Isolated molecules of BeH_{2} (sometimes called dihydridoberyllium and written [BeH_{2}] to emphasize the differences with the solid state) are only stable as a dilute gas. When condensed, unsolvated BeH_{2} will spontaneously autopolymerise.

Free molecular BeH_{2} produced by high-temperature electrical discharge has been confirmed to have linear geometry with a Be-H bond length of 133.376 pm. Its hybridization is sp.

=== Condensed beryllium hydride ===

Subunit of orthorhombic BeH_{2} structure. Each Be is tetrahedral and each H is doubly bridging.

BeH_{2} most often is formed as an amorphous white powder by decomposing various organo-beryllium compounds, which has been shown to consist of a network of corner sharing tetrahedra.

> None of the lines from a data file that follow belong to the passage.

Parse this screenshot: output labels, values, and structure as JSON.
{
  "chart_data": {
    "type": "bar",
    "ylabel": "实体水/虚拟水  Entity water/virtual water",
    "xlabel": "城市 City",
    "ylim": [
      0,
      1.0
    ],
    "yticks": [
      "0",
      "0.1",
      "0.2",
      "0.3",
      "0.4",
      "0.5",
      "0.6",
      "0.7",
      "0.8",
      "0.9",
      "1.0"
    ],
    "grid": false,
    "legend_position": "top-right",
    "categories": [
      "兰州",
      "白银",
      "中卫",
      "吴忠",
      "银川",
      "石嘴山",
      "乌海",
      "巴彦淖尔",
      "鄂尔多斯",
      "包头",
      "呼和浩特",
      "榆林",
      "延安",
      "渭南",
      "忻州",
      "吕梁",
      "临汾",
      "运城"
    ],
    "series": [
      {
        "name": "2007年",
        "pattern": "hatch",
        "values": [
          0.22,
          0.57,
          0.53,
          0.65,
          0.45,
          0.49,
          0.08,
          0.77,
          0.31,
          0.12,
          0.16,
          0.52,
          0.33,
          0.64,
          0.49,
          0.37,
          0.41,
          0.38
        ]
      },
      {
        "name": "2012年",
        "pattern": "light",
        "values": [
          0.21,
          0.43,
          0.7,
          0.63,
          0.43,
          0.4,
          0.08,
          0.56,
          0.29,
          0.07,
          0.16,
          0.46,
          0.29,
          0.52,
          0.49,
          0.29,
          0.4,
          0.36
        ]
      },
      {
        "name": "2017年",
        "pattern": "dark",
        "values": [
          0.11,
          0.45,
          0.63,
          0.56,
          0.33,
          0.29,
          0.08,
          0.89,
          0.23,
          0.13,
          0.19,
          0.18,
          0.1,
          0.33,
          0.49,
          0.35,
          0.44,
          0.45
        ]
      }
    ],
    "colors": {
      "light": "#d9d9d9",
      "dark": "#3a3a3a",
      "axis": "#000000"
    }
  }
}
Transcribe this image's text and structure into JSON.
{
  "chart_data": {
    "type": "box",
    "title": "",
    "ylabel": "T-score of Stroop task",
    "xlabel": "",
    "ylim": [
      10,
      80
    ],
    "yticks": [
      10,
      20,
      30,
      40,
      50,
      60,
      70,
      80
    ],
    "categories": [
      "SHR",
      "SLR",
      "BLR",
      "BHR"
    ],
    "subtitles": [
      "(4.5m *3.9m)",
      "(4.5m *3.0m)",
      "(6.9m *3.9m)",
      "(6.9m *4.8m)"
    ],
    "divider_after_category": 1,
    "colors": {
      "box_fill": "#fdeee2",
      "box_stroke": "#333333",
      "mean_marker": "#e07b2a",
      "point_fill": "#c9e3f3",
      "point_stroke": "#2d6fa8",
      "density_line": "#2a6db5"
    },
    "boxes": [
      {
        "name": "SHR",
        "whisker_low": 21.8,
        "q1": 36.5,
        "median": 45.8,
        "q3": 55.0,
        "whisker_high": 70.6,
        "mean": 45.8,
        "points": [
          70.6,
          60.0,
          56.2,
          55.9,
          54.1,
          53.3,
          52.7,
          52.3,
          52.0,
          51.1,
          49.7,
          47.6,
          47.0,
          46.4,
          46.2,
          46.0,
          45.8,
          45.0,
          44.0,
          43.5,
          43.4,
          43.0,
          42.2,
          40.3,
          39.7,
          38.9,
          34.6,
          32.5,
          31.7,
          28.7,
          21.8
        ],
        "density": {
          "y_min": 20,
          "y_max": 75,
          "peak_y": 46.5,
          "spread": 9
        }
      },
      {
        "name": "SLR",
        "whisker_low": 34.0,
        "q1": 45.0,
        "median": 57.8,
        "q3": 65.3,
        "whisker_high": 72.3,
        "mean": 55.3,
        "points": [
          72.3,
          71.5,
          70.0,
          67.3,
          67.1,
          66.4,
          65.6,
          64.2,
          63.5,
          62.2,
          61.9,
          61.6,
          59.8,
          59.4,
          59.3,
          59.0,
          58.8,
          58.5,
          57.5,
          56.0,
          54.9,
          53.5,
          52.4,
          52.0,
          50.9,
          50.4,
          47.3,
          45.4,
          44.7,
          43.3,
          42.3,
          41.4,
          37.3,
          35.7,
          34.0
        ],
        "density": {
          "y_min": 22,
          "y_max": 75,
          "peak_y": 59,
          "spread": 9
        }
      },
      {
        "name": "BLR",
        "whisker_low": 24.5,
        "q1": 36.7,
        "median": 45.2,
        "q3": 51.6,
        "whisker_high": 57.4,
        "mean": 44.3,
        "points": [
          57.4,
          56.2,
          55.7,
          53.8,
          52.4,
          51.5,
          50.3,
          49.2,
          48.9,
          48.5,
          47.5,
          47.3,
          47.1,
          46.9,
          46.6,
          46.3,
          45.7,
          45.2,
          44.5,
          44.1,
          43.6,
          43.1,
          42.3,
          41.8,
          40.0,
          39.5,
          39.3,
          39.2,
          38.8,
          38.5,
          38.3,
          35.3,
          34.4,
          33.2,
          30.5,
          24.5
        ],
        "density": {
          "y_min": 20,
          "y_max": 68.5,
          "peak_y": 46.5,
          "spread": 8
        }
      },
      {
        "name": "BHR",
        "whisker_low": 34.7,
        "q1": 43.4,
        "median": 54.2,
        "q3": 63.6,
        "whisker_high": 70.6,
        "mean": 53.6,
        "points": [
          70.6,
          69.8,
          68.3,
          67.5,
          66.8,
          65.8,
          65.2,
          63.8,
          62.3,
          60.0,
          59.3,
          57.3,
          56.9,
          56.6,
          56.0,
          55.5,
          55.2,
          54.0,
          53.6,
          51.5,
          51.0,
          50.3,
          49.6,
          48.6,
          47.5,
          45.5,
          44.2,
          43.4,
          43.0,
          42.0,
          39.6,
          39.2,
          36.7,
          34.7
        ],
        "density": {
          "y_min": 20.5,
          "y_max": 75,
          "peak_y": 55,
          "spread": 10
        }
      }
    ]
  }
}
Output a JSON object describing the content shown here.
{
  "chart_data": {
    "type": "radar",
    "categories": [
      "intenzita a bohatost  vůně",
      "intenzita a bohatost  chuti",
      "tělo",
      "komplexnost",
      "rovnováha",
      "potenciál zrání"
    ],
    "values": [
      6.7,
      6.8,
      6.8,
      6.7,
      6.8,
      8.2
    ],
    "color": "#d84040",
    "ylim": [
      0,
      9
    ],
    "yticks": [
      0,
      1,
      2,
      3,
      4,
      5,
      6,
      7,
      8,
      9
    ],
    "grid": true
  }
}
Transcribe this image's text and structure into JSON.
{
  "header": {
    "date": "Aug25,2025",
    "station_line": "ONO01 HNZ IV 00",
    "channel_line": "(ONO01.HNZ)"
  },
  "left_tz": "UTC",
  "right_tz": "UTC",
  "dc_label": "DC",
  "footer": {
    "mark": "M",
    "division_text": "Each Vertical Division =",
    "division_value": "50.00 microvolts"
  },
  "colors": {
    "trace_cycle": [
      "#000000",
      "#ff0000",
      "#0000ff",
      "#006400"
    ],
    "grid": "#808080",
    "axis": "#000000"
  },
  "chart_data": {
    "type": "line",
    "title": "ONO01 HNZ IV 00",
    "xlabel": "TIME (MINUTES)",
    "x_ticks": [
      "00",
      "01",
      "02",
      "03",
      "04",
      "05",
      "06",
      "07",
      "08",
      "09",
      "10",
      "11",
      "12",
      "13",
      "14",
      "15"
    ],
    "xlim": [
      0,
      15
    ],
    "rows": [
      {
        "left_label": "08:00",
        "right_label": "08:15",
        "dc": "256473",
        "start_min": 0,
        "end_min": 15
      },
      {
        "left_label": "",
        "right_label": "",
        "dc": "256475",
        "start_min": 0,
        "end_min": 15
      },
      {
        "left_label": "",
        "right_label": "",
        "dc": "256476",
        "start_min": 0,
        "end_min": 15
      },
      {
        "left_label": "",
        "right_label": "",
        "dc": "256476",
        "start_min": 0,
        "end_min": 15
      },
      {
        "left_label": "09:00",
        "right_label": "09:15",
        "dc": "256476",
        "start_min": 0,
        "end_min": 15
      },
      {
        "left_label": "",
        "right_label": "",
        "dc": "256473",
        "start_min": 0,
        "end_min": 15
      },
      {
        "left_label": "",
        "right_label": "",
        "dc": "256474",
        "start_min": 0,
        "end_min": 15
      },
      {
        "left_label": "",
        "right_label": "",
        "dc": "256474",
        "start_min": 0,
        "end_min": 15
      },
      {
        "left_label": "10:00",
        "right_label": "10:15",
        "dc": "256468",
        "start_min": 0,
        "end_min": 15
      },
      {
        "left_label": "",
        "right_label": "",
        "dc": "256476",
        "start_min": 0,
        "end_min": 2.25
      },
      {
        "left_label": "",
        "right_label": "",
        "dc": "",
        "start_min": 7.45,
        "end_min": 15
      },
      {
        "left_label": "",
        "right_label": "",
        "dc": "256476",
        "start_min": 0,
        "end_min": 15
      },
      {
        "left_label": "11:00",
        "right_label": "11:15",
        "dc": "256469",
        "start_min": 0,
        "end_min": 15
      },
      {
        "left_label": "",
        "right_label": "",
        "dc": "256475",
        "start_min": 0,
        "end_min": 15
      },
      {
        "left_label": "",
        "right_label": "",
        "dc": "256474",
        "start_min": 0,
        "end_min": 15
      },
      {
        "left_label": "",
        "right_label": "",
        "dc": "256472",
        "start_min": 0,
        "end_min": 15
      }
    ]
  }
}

Early work showed that there are multiple phases of BeH_{2}, with the low temperature, higher-density phase shown to have a hexagonal crystalline form by selected-area electron diffraction (SAED), but this structure has not been solved to date. The other phase was argued to have either a monoclinic or tetragonal cell.

Further synchrotron Powder X-ray diffraction studies of the higher-density phase of BeH_{2} have shown crystalline beryllium hydride to have a body-centered orthorhombic unit cell (space group Ibam), containing a network of corner-sharing BeH_{4} tetrahedra, in contrast to the flat, hydrogen-bridged, infinite chains previously thought to exist in crystalline BeH_{2}. The Be-H bond length is significantly shorter in for the orthorhomibic crystal shown than would be assumed in the hydrogen-bridged infinite chain model, with greater bond angles found in the BeH2 crystal structure compared to the 90° angles expected in the hydrogen-bridged model. Before the structure was solved by synchrotron X-ray diffraction, it was thought that there was hydrogen-bridging.

== Chemical properties ==

===Reaction with water and acids===
Beryllium hydride reacts slowly with water but is rapidly hydrolysed by acid such as hydrogen chloride to form beryllium chloride.

BeH_{2} + 2 H_{2}O → Be(OH)_{2} + 2 H_{2}

BeH_{2} + 2 HCl → BeCl_{2} + 2 H_{2}

===Reaction with Lewis bases===
The two-coordinate hydridoberyllium group can accept an electron-pair donating ligand (L) into the molecule by adduction:
[BeH_{2}] + L → [BeH_{2}L]
Because these reactions are energetically favored, beryllium hydride has Lewis-acidic character.

The reaction with lithium hydride (in which the hydride ion is the Lewis base), forms sequentially LiBeH_{3} and Li_{2}BeH_{4}. The latter contains the tetrahydridoberyllate(2-) anion BeH_{4}^{2−}.

Beryllium hydride reacts with trimethylamine, N(CH_{3})_{3} to form a dimeric adduct with bridging hydrides. However, with dimethylamine, HN(CH_{3})_{2} it forms a trimeric beryllium diamide, [Be(N(CH_{3})_{2})_{2}]_{3}, and hydrogen.